Мы молча бежали по Куин-стрит, они отставали ярдов на сто.

Я не могла поверить, что на пути нет ни освещенных дверных проемов, ни экипажей, ни припозднившихся гуляк, даже простых свидетелей. Не было никого. Мы с Уиллом были вдвоем против пяти негодяев, и в кармане у Уилла лежали документы на Широкий Дол.

На углу я не замешкалась ни на миг. Я бежала, не думая, желая лишь одного – уйти от них. Теперь я пересекла дорогу и устремилась по Джон-стрит, надеясь скрыться в темноте, прежде чем они достигнут перекрестка и заметят нас.

У нас почти получилось, но тут мы услышали, как Томас крикнул:

– Стойте! Слушайте! – а потом с торжеством заорал: – Они бегут туда! За ними!

Дорога была узкой, и стук сапог по брусчатке у нас за спиной, казалось, становился все громче. Плащ закрутился вокруг моих ног, сдерживая меня, как стреноженную лошадь, я чувствовала, что замедляю шаг. Вперед меня теперь гнал только страх; и я бежала недостаточно быстро.

– Куда? – задыхаясь, спросил Уилл.

Мысли мои путались.

Я стремилась домой, повинуясь чутью, пробиралась по модным улицам и темным укромным переулкам за ними. Но я понимала, что не смогу бежать с той же скоростью. Они нас догонят, к тому же я все равно заблужусь в этом муравейнике новых изящных площадей и боковых улочек.

– В парк! – сказала я.

Я подумала о прохладных деревьях и темных лощинах, где можно спрятаться. О покрытой инеем траве, сверкающей в бледном свете раннего утра. Ничего более похожего на деревню в Лондоне было не найти, а мне так хотелось почувствовать под ногами землю. Мы с Уиллом оба были деревенскими, нам нужно было домой.

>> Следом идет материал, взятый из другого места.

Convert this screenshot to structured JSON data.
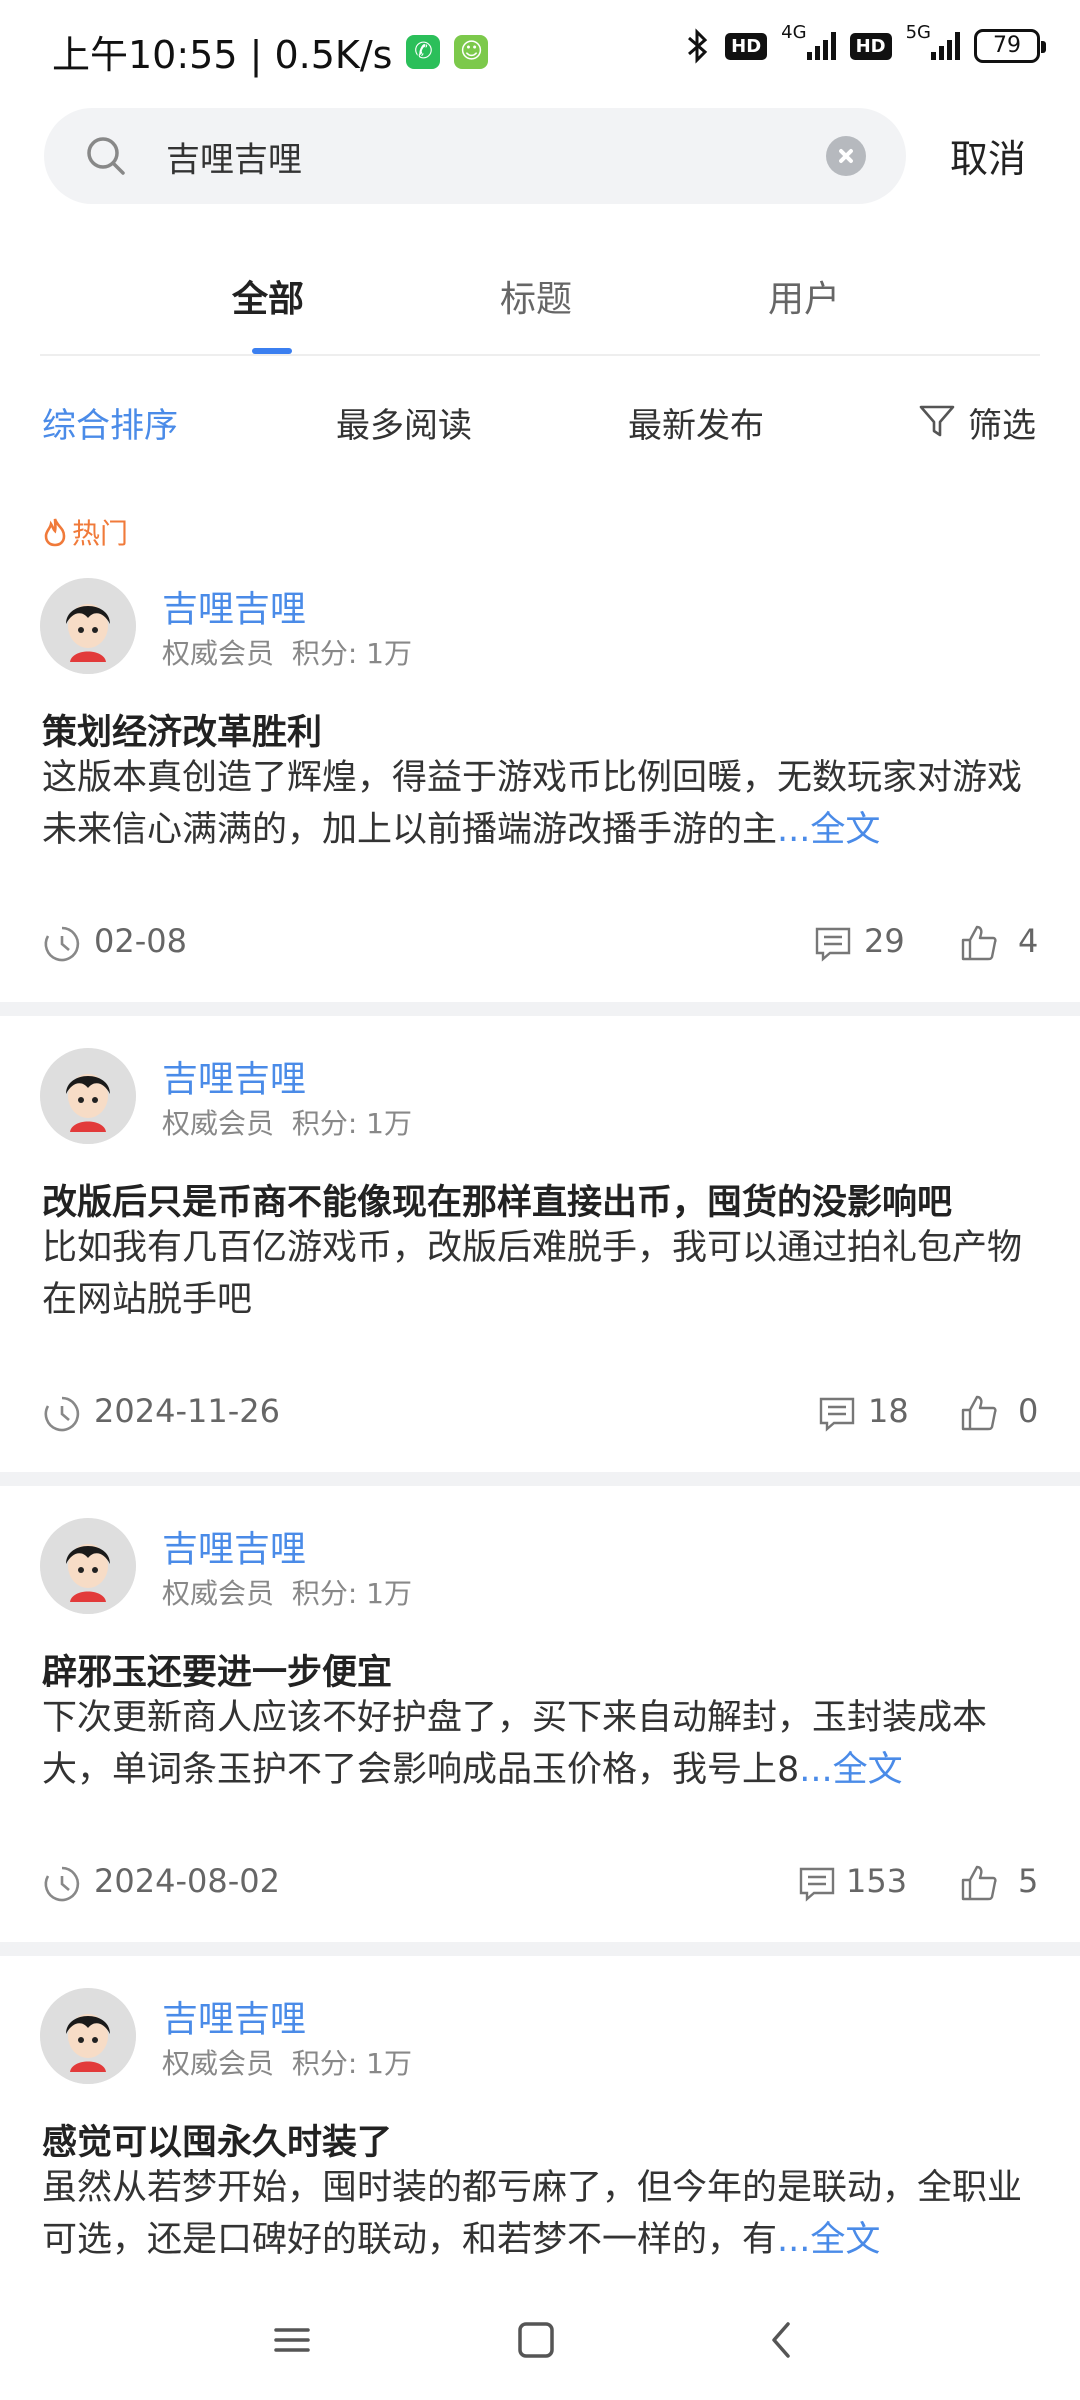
{
  "status_bar": {
    "time_speed": "上午10:55 | 0.5K/s",
    "network_top": "4G",
    "network_second": "5G",
    "hd_label": "HD",
    "battery": "79"
  },
  "search": {
    "query": "吉哩吉哩",
    "cancel_label": "取消"
  },
  "tabs": [
    {
      "label": "全部"
    },
    {
      "label": "标题"
    },
    {
      "label": "用户"
    }
  ],
  "sort": {
    "options": [
      {
        "label": "综合排序"
      },
      {
        "label": "最多阅读"
      },
      {
        "label": "最新发布"
      }
    ],
    "filter_label": "筛选"
  },
  "hot_label": "热门",
  "posts": [
    {
      "author": "吉哩吉哩",
      "role": "权威会员",
      "points": "积分: 1万",
      "title": "策划经济改革胜利",
      "excerpt": "这版本真创造了辉煌，得益于游戏币比例回暖，无数玩家对游戏未来信心满满的，加上以前播端游改播手游的主",
      "more": "...全文",
      "date": "02-08",
      "comments": "29",
      "likes": "4"
    },
    {
      "author": "吉哩吉哩",
      "role": "权威会员",
      "points": "积分: 1万",
      "title": "改版后只是币商不能像现在那样直接出币，囤货的没影响吧",
      "excerpt": "比如我有几百亿游戏币，改版后难脱手，我可以通过拍礼包产物在网站脱手吧",
      "more": "",
      "date": "2024-11-26",
      "comments": "18",
      "likes": "0"
    },
    {
      "author": "吉哩吉哩",
      "role": "权威会员",
      "points": "积分: 1万",
      "title": "辟邪玉还要进一步便宜",
      "excerpt": "下次更新商人应该不好护盘了，买下来自动解封，玉封装成本大，单词条玉护不了会影响成品玉价格，我号上8",
      "more": "...全文",
      "date": "2024-08-02",
      "comments": "153",
      "likes": "5"
    },
    {
      "author": "吉哩吉哩",
      "role": "权威会员",
      "points": "积分: 1万",
      "title": "感觉可以囤永久时装了",
      "excerpt": "虽然从若梦开始，囤时装的都亏麻了，但今年的是联动，全职业可选，还是口碑好的联动，和若梦不一样的，有",
      "more": "...全文"
    }
  ],
  "colors": {
    "accent": "#4a8be8",
    "hot": "#f07a3a",
    "separator": "#f1f2f4"
  }
}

Мы метнулись влево по Фарм-стрит, и я увидела высокие деревья парка – казалось, он за много миль, в конце улицы.

– Туда, – сказала я.

Я бежала медленнее, горло у меня сжималось, грудь ходила ходуном.

– Беги, Уилл, у тебя документы. Спасай их. Спасайся с ними.

Он бросил на меня быстрый косой взгляд, в полумраке блеснули его зубы. Этот болван улыбался.

– У нас получится, – сказал он. – Беги.

Я так разозлилась на него за то, что он не понимал, что я не могу больше бежать, что дела мои плохи, что от злости ощутила прилив сил, который понес меня дальше.

К тому же мне было страшно.

И от этого я бежала быстрее наших преследователей!

За нами гнались злые люди, жадные до моей земли, но они не были напуганы, как я. Я слишком часто убегала в своей жизни, чтобы сердце мое не заколотилось, стоило мне услышать стук сапог по брусчатке у себя за спиной. Сердце мое бешено стучало в груди, дыхание было хриплым, как во время болезни, но все-таки я могла бежать, бежать и бежать.

Мы промчались через улицу.

Вдали виднелась пара экипажей, но достаточно близко никого не было, и потом – это за нами гнались с криками «держи их!». Позови мы на помощь, мы могли бы оказаться перед магистратским судом…

– Давай к тем деревьям… – задыхаясь, шепнул Уилл.

Его силы тоже были на исходе, он был весь в поту, его лицо блестело в бледном свете.

Он рванулся к рощице буков и берез. Они стояли, застыв среди мутных теней, их голые ветви тонкими темными нитями выделялись на светлом небе. Но они могли дать нам хоть какое-то укрытие.

Я оглянулась. Преследователи были близко, они уже пересекали дорогу. Они точно увидят, как мы вбегаем в рощицу, у нас не будет времени спрятаться. Они окружат нас и поймают.

– Беги! – велела я. – Я их задержу! Бога ради, Уилл!

Он резко обернулся ко мне, как только мы скрылись из виду.

– Снимай бриджи, – приказал он.

Я вытаращилась на него, а он стянул с меня плащ и бросил его под куст ежевики.

– Снимай ты эти чертовы бриджи! – хрипло прошептал он. – Сойдешь за мою девку!

Тут я поняла.

Я сбросила сапоги и сорвала с себя бриджи. Галстук полетел следом за плащом, и я осталась перед Уиллом в одной рубашке. Он без колебания сгреб меня за ворот и рванул ткань вниз, так что рубашка порвалась до пояса, открыв мою молочно-белую шею и плечо, округлость моей груди и розовый сосок.

Позади, на краю рощицы, послышался голос Томаса и крик Редферна:

– Смотрите на деревьях, на ветках!

Уилл бросился на меня и повалил меня на землю.

– Ноги раздвинь, Сара! – нетерпеливо сказал он и, перекатившись, навалился на меня.

Я почувствовала, как он возится со своими бриджами, а потом покраснела, когда он стянул их и остался с голым задом.